OK, so I emptied out my solstice-holiday stocking early (too bad I'm an athiest), and I'm burning what was in it.

  • Hey, lady, go talk to the hand. Really: Just how narcissistic — and frankly stooooopid — does one need to be to try to steal holiday presents from Mr Bickle?
  • Half of CNN's headline on a certain recently-arrested cryptobro makes sense: This is an old story. In relatively recent history, just think about junk bonds as investments (the main proponent of which rhetorically and academically proclaimed that it was founded on proper diversification but in practice was anything but diversified). Hell, one can name at least one newfangled magician's-assistant-to-old-fashioned-fraud scheme every decade back to the founding of the Royal Exchange… in 1571. (Before that, it was just slightly slower.)

    Where the article goes grievously wrong, though, is in presuming that any mere legal or regulatory regime can do better than random chance in dealing with these persons. The real issue is that these people will at most admit to having made some mistakes that, with the benefit of hindsight, they might have handled better. (That's the one thing about darling Sam for which he gets 0.01 credits: He hasn't, at least at this stage of the proceedings, gone full spin-mode — and that's going to matter, because what convinced Judge Wood to make Milken's statutory-maximum sentences consecutive and not concurrent was Milken's non-remorse.) Like villains throughout history — and especially like Bond villains — major "financial innovators" just don't believe they've done anything wrong. Their motives and methods are pure; any suboptimal result is due to circumstances and the failures of others, not any moral and/or intellectual shortcomings in their schemes.

  • Which leads into one of the more-disturbing aspects of American history. The Black population did learn from history and has longstanding mistrust of White-administered Big Medicine. (That so much of White-administered Big Medicine umm, flows directly from the work of a Black man who, although not directly refused treatment in North Carolina, was on that route between DC and Alabama because there were no gas stations between Atlanta and Richmond that would serve a Black driver on the main highway.) So: What is it going to take to get the Black population to trust White-administered Big Medicine this time? Or next time? Or, more to the point, trust White-controlled-insurance-company-administered Big Medicine… ever…
  • There's a fascinating case presently seeking Supreme Court review that asks the following question:

    Does the Copyright Act’s preemption clause allow a business to invoke traditional state-law contract remedies to enforce a promise not to copy and use its content?

    (I applaud counsel for stating the "question presented for review" in the form of a question.) This is interesting enough in its basic context. ML Genius, which provides song lyrics online (which is an interesting copyright issue in itself), has as part of its TOS a prohibition on copying and using those lyrics for "commercial purposes." Google — entirely consistent with its innovative business model — has breached the TOS by copying and using the material on MLGenius's site for commercial purposes. MLGenius sued under a contract theory, which was rejected.

    So far, so good. So abstract. So meaningless in the real world…

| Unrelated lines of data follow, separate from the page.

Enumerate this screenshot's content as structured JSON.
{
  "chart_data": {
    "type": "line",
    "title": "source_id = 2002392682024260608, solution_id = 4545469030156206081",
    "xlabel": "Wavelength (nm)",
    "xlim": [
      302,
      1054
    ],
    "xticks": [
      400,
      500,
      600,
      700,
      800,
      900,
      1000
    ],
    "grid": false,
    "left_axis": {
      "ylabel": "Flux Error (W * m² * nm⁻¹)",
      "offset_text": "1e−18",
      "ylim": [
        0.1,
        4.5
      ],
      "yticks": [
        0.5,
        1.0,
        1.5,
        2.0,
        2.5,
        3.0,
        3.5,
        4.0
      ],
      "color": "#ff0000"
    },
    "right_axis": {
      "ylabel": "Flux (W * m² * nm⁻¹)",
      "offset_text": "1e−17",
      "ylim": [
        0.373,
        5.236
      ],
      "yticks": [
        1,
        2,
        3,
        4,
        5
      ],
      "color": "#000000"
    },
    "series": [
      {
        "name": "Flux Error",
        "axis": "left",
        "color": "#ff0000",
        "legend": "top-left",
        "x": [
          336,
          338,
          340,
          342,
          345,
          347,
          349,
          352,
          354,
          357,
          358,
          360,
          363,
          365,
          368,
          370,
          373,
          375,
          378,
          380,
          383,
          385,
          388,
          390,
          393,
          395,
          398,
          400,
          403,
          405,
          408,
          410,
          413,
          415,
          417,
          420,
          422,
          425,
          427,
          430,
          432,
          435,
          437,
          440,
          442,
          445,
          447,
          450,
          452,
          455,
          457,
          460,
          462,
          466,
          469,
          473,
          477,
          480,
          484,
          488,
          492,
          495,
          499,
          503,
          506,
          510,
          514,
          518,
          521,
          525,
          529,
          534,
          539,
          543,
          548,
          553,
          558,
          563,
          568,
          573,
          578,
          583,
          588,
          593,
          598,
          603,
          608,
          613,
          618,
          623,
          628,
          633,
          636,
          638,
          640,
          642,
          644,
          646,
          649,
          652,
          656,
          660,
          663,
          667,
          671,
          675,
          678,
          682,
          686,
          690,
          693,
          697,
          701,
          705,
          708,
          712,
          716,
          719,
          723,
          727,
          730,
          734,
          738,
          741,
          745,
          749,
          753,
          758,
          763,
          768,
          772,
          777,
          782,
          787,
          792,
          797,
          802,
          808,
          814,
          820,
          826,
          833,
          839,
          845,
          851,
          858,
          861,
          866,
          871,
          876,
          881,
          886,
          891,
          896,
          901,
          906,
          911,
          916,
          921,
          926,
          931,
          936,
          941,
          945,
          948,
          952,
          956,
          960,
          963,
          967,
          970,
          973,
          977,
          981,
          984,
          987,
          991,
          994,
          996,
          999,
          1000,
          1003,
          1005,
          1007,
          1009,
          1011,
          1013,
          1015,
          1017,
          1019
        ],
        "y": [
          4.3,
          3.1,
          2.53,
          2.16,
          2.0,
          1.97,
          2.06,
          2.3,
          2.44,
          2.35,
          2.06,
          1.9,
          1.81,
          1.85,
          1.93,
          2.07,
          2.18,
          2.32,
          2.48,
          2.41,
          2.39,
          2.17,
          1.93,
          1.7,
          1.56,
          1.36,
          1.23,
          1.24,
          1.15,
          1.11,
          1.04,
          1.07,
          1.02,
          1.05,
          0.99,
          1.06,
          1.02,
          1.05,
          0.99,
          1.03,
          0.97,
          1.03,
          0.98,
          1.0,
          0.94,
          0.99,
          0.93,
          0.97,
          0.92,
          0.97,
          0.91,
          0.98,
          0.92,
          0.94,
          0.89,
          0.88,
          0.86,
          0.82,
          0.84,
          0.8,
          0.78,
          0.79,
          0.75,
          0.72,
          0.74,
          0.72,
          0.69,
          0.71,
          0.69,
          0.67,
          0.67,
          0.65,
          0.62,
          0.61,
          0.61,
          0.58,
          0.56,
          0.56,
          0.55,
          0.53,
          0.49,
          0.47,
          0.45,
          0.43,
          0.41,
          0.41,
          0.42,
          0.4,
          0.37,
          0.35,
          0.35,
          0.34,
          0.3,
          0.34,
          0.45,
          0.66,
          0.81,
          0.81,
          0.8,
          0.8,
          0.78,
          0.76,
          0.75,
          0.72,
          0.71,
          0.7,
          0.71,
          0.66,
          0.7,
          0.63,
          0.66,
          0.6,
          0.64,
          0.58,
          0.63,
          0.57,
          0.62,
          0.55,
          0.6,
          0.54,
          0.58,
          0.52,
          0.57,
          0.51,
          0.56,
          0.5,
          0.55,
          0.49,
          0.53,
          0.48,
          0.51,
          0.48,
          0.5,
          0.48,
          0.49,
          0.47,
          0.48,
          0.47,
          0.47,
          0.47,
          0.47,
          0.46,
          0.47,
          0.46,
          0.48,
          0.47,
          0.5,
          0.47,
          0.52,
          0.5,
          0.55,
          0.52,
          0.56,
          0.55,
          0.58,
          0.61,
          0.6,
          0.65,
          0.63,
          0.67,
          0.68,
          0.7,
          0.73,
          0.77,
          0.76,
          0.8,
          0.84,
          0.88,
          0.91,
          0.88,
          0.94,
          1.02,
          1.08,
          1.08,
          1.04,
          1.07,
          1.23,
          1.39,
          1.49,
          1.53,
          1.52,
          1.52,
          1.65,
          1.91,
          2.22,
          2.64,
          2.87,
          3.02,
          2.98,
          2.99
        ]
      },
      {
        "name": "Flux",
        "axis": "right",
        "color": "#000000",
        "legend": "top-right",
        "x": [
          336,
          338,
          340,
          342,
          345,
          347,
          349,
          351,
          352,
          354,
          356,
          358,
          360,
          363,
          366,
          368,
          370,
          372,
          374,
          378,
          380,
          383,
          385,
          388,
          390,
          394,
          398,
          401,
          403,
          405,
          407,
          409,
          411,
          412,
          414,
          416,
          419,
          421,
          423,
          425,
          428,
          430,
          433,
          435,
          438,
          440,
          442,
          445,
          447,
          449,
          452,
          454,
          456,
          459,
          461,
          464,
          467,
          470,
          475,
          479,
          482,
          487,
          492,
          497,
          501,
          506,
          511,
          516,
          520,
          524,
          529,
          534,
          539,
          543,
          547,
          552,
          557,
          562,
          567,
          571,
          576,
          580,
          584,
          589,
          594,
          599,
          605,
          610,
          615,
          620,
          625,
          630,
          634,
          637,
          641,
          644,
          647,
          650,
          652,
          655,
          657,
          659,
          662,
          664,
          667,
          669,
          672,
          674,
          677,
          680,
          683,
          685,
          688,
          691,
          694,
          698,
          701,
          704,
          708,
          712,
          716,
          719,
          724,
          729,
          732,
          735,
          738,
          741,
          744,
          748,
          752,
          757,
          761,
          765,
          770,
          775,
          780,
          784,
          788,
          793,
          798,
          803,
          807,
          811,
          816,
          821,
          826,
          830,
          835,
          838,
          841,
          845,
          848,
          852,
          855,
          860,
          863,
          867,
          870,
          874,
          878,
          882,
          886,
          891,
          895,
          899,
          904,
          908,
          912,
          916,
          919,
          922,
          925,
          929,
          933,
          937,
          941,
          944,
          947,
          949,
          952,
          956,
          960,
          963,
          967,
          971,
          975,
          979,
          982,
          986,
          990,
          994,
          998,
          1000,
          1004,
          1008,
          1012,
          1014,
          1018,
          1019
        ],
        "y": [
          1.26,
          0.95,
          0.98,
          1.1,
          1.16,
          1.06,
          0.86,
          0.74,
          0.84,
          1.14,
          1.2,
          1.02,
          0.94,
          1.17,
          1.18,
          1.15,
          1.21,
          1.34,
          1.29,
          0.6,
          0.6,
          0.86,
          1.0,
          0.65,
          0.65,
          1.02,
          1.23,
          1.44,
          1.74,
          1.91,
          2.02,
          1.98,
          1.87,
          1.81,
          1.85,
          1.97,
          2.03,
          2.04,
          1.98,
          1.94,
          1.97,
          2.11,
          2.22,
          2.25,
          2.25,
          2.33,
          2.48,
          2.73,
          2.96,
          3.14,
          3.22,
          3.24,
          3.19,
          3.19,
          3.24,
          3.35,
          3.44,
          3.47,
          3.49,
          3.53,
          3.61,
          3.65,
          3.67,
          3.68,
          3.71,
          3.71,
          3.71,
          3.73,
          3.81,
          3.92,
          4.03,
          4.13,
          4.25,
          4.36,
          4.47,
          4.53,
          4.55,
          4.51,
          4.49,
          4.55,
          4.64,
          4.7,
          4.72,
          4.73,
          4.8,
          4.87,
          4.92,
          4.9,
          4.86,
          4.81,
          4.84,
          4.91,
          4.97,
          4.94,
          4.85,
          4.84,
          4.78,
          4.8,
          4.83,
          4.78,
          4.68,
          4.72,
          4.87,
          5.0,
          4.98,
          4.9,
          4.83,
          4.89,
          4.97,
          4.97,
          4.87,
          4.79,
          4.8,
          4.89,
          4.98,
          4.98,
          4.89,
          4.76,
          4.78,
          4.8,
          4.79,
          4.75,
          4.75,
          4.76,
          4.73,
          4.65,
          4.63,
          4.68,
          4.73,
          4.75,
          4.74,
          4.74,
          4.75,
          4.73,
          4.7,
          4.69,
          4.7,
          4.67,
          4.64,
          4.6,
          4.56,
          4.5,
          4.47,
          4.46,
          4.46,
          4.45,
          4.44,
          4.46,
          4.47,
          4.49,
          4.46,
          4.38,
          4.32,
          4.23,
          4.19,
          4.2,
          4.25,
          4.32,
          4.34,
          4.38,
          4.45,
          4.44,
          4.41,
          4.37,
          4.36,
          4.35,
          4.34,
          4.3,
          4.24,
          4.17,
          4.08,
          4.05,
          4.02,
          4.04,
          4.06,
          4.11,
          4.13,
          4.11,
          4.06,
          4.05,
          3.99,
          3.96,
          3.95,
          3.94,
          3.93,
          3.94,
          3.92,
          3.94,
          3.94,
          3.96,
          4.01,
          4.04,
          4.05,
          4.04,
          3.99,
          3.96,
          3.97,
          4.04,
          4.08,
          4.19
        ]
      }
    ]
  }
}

    Until one reads the lending restrictions emblazoned on DVDs, and embedded in e-books from all of the major commercial publishers and many smaller ones, and tries (and fails) to find such a right in the Copyright Act, and ponders the parallel effect on public libraries (not to mention on software, although that's a much messier situation because the source of the IP rights is not just the Copyright Act… although the Copyright Act does not grant the copyright holder the right to declare that a transfer of a copy that is otherwise-lawful is merely a "license" and not a "sale," either). Interestingly, the major publishers have relied heavily — not exclusively, but heavily — upon Copyright Act preemption in responding to state laws that demand comparable terms, including prices, be offered to libraries and consumers. So if the Court takes up MLGenius — which it should, if only due to the uncertainty — there will be interesting implications however it rules.

  • Congrats to Brasil's noisy neighbors, who just about deserved to win the World Cup. However, I'm saving this last lump of coal for those who proclaim Messi — a truly great forward — to be the greatest footballer of all time, though. To be the GOAT, one must also play defense, even as limited to a forward's role; he… doesn't. Pele did; Puskas did; Eusebio did (when he wasn't being trampled); Beckenbauer, as a centerback, sure as hell did; Zidane did (when he wasn't being ejected for headbutting an opponent); even Cruyff could be counted on to accurately mark up on corners and free kicks. Which is by no means a criticism of what Messi does do for his team, but his… nonparticipation in integrated team defense rather takes him out of this conversation, just as it did Matthews and Messi's compatriot Maradona.